New York, 16 March (AFP / AP) – 131 countries have signed the UN Charter that condemns violence against women and girls, and calls for the protection and promotion of human rights and fundamental freedoms. The agreement on the text of 17 pages comes after the strong objections of the Muslim Brotherhood in Egypt, which had rejected the paper this week calling it contrary to Islam and against the family. The representative of Egypt, however, signed the document by going against the will of the Islamists. Michelle Bachelet, UN Women agency’s director, described the historical document because it sets global standards to prevent and put an end to “one of the most serious violations of human rights in the world, the violence committed against women and girls.” The Secretary-General of the United Nations, Ban Ki-moon, said through his spokesman to “hope that all partners who have come to this historic session, and others around the world, now transfer the agreement into concrete action.” The document, in fact, is not binding.

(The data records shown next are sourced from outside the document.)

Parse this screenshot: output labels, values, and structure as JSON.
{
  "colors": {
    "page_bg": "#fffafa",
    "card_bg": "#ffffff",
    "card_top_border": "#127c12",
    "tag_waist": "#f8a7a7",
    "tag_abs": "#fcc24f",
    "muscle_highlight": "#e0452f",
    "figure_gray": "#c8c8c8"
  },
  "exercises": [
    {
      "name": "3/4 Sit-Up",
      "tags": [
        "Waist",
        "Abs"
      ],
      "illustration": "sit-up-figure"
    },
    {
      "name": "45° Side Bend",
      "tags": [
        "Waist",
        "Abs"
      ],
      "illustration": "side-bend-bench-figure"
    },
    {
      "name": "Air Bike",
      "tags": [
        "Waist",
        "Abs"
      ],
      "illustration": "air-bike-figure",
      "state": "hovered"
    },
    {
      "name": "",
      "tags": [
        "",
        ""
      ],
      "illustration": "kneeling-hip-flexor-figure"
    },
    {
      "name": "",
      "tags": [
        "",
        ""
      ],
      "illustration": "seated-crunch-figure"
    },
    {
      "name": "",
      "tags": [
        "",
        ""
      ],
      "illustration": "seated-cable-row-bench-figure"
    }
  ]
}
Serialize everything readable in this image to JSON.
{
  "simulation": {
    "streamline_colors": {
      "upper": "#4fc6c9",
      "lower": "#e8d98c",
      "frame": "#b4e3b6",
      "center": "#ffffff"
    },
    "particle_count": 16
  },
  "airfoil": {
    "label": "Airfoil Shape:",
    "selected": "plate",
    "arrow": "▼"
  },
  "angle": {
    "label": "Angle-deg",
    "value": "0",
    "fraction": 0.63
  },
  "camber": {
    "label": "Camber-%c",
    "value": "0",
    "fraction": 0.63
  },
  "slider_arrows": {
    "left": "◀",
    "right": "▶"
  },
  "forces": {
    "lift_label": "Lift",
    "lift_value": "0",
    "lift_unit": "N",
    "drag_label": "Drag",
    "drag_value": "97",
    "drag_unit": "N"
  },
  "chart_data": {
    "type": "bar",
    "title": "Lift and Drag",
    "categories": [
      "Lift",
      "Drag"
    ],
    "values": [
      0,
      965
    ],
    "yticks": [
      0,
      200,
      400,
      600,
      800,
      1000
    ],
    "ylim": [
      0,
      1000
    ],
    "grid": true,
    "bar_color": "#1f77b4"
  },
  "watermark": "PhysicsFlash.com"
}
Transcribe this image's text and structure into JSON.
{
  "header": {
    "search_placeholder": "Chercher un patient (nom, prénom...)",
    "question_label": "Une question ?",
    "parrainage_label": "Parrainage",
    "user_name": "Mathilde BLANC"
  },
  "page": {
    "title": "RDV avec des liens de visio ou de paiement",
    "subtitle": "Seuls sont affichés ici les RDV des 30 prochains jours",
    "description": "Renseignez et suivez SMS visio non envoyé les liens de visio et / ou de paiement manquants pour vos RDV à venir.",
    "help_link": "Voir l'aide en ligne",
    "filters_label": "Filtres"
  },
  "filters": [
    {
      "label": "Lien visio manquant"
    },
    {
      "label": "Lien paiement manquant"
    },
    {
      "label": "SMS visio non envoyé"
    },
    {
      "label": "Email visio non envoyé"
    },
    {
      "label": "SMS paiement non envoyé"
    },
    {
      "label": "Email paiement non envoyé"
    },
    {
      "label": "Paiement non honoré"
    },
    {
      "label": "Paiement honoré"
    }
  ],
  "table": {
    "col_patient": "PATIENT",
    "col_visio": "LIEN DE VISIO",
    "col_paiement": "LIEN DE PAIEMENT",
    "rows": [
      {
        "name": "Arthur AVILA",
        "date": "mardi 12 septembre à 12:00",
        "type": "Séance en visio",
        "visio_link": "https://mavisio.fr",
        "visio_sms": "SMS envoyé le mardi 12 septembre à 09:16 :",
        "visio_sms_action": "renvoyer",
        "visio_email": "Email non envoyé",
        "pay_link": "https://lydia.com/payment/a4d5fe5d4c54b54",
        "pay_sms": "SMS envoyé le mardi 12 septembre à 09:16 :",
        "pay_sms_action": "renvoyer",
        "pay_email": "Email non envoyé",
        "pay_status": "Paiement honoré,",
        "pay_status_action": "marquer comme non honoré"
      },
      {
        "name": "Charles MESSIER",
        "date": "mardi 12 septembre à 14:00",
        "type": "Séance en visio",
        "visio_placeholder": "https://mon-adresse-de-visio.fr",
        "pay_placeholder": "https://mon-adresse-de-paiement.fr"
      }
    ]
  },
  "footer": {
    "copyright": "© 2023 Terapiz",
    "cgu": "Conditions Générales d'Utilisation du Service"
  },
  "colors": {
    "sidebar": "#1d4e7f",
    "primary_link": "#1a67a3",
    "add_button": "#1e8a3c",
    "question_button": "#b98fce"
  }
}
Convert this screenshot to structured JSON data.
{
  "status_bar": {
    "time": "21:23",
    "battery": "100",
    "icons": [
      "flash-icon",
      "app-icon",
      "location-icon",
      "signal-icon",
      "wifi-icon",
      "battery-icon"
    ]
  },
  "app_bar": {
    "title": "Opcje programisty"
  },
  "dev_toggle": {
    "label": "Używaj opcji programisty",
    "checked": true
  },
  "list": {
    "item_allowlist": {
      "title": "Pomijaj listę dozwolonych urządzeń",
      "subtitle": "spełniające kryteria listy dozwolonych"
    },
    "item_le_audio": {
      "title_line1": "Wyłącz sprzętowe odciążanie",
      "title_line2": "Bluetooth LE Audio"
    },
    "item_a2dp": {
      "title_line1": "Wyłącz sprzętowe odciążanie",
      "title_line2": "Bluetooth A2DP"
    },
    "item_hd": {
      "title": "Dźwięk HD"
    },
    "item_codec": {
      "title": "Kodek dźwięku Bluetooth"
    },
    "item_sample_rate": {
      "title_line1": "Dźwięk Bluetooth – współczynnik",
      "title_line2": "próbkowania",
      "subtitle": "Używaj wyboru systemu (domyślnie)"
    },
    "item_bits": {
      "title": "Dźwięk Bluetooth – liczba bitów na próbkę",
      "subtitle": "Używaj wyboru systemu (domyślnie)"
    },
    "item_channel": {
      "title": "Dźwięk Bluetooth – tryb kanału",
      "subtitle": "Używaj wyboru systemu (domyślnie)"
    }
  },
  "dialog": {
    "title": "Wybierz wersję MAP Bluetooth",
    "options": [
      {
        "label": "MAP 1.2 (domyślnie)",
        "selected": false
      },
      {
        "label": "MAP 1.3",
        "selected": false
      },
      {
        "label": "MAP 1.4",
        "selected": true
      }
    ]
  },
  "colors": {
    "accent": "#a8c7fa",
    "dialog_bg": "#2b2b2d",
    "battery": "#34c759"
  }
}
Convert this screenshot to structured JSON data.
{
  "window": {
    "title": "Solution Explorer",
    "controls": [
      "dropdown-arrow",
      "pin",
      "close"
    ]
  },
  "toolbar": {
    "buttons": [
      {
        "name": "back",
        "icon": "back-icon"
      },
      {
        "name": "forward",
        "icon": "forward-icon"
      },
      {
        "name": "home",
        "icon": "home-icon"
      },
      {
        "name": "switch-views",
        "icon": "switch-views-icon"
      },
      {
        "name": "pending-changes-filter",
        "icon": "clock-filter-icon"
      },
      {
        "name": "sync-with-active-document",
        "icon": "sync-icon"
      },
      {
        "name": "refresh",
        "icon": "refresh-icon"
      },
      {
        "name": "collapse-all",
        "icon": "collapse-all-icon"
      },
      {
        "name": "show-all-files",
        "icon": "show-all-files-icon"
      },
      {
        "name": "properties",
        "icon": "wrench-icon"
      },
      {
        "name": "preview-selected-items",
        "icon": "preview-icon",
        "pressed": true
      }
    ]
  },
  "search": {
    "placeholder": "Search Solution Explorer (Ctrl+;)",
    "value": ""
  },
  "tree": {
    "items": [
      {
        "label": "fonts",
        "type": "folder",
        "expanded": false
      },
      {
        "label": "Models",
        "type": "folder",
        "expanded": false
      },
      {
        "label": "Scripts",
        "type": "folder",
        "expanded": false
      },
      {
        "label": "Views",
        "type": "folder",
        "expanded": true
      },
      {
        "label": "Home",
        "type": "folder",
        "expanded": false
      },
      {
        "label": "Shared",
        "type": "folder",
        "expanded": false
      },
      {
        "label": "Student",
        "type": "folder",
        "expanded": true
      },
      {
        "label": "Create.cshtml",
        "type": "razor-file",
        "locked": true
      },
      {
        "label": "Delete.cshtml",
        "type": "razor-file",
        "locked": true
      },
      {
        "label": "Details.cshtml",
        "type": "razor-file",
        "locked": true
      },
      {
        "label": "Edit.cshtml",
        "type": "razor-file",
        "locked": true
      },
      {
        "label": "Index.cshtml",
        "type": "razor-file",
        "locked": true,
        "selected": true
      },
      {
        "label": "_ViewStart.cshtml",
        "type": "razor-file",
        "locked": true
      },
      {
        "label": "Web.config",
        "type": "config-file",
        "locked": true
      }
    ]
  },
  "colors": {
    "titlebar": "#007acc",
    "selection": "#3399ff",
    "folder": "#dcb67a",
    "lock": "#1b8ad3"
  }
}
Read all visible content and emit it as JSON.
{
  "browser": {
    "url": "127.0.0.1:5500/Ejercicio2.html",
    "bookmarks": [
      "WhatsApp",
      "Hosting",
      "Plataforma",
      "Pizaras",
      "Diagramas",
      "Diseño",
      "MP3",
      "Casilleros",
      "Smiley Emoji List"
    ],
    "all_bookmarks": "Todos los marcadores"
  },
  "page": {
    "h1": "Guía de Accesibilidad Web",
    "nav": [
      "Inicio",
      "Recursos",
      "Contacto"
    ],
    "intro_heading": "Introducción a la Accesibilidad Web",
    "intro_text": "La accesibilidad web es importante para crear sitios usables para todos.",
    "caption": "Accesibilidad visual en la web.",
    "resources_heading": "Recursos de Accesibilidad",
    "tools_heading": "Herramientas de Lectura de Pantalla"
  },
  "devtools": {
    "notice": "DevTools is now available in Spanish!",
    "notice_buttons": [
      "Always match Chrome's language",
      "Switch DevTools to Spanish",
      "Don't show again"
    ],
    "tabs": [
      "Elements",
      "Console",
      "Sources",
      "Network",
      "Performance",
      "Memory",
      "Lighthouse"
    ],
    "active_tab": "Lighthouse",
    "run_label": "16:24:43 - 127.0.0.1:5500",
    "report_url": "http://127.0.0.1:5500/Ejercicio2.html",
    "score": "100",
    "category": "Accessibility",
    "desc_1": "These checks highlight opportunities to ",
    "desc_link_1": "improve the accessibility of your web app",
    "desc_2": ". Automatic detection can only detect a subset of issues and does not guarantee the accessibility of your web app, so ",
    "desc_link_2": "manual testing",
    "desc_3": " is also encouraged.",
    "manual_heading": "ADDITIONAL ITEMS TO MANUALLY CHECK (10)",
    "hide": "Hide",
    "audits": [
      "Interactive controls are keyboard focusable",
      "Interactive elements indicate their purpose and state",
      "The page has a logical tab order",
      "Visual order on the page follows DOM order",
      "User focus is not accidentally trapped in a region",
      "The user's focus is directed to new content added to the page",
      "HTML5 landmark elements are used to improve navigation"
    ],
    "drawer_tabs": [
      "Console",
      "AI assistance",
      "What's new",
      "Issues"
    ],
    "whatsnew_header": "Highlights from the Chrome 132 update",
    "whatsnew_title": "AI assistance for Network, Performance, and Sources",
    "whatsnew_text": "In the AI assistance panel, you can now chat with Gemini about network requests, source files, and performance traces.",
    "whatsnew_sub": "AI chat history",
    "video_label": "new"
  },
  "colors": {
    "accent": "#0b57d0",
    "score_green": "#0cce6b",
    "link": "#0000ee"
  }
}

According to UN figures, seven out of 10 women suffer violence in their lifetime and while 125 countries have specific laws to prosecute domestic violence, 603 million women live in countries that do not consider it a crime.
In the text of the document states that the signatories “condemn in the strongest terms the pervasive violence against women and girls, calling for greater attention and acceleration to prevent and respond.” Among the priorities of the paper are the creation of a variety of services in support of survivors of violence, including in the fields of health, psychological help and counseling. Also provides for the protection of the right to sexual and reproductive health and calls for putting an end to impunity of perpetrators of violent crimes. It also states that men and women have the right to equal human rights, urging governments on issues of sex education, contraception and abortion services as for victims of violence. What is missing, however, any reference to sexual orientation and gender identity.